Every morning for breakfast I have a bowl of what we call in our house "punishment museli". I'm assuming I don't have to explain what this is, but perhaps for my overseas readers, "punishment museli" is a collection of dusty rolled oats, nuts, seeds and clumps of raisins. No added sugar. Semi-skimmed milk. Washed down with tea - also no added sugar.

I used to eat Shreddies for breakfast, or toast with marmalade, or Crunchy Nut Cornflakes. I even at school once, when I was in too much of a serious hurry even for cereal, had an eclair. But then my dentist said: "Okay you're getting to the age when your teeth are going to start falling out. Stop eating so much sugar." And instead of ignoring him and going straight out to buy a Mars bar to eat on the way home, like a latter-day Adrian Mole, I took it all in.

"Shit," I thought. "I don't want my teeth to fall out." And so I stopped having sugar in my tea (worse than giving up smoking) and started on the punishment museli. Bastard dentist. This is not my current handsome bastard dentist, but a previous bastard dentist. Less handsome but still able to freak me right out, like a bastard.
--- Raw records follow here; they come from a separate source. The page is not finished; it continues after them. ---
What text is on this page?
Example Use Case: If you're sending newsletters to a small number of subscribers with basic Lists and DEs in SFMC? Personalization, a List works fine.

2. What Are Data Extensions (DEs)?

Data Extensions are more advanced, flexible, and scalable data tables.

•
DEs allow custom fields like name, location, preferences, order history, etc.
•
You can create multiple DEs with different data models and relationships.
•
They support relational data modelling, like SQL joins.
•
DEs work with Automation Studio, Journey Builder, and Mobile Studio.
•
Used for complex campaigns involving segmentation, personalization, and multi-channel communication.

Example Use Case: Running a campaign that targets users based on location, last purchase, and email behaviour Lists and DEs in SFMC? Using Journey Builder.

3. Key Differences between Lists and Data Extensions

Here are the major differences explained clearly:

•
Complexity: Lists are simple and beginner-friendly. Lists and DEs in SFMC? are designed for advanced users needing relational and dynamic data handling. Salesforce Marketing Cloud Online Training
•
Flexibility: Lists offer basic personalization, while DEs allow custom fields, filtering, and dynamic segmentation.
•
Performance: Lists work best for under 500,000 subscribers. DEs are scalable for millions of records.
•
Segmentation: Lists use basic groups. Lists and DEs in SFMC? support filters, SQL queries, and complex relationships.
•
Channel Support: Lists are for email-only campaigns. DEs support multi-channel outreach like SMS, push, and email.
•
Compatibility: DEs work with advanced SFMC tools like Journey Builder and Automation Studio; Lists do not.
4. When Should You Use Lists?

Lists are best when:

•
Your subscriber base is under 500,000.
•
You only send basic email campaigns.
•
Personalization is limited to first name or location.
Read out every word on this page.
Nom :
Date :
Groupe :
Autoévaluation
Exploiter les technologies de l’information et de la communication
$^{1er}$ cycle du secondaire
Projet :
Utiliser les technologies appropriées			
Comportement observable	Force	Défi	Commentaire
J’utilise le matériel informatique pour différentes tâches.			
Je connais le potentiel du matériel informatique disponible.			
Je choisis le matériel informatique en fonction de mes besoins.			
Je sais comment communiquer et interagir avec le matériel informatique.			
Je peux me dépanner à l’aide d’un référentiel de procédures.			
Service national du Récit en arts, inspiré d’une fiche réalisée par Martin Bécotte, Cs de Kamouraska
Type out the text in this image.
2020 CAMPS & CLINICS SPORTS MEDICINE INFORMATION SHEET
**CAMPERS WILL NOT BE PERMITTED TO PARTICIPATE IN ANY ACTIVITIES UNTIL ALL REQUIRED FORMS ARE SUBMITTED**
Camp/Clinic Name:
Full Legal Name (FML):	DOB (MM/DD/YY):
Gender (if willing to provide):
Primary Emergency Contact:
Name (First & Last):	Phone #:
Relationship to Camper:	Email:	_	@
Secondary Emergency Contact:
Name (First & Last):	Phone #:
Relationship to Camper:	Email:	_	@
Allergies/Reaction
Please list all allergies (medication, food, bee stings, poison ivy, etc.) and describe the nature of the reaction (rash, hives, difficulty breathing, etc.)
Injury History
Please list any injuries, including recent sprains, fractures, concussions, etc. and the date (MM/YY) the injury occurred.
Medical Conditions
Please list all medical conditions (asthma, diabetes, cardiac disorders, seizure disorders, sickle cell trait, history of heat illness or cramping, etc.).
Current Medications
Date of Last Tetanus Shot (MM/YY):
But the punishment museli thing has kind of grown on me. And I've started noticing that if you are looking for something to snack on, it's almost impossible to buy anything that isn't rammed with sugar. I'm on the move quite a lot at the moment - not for any interesting reason - and often find myself adrift in London town and starving, but unable to locate anything to eat that isn't a packet of salt and vinegar crisps, a McDonald's cheeseburger or a Curly Whirly.

So I thought I'd give some oat bar snack things, that I saw in Nigella Express, a whirl. I'm in two minds about these things. They're not especially indulgent but they do, actually, do a pretty excellent job of providing a portable, minimum-sugar, punishment snack.

If you're not really into punishment foods, there is also a way of making these more edible and less like something you'd find in an emergency supply tin in a bothy half-way up Ben Nevis.

Punishment biscuits (called something like Rise-And-Shine Bars in Nigella Express)

250g rolled oats
75g dessicated coconut
8 dried apricots, chopped
1 large handful raisins
1 large handful hazelnuts, chopped
1 small tin condensed milk

1 Turn on the oven to 130C
2 Warm the can of condensed milk in a pan
3 Combine all the other ingedients in a bowl and then add to the milk and stir
4 Turn out into a greased, loose-bottomed square tin (or round, it's only aesthetics. For my US readers, this is a springform tin)
5 Bake for 1 hour
6 Eat, grimly.

If you want to change these from punishment to merely a light rap across the knuckles, add to the milk 2 tablespoons of golden syrup and a knob of butter and melt together before adding the oat mixture.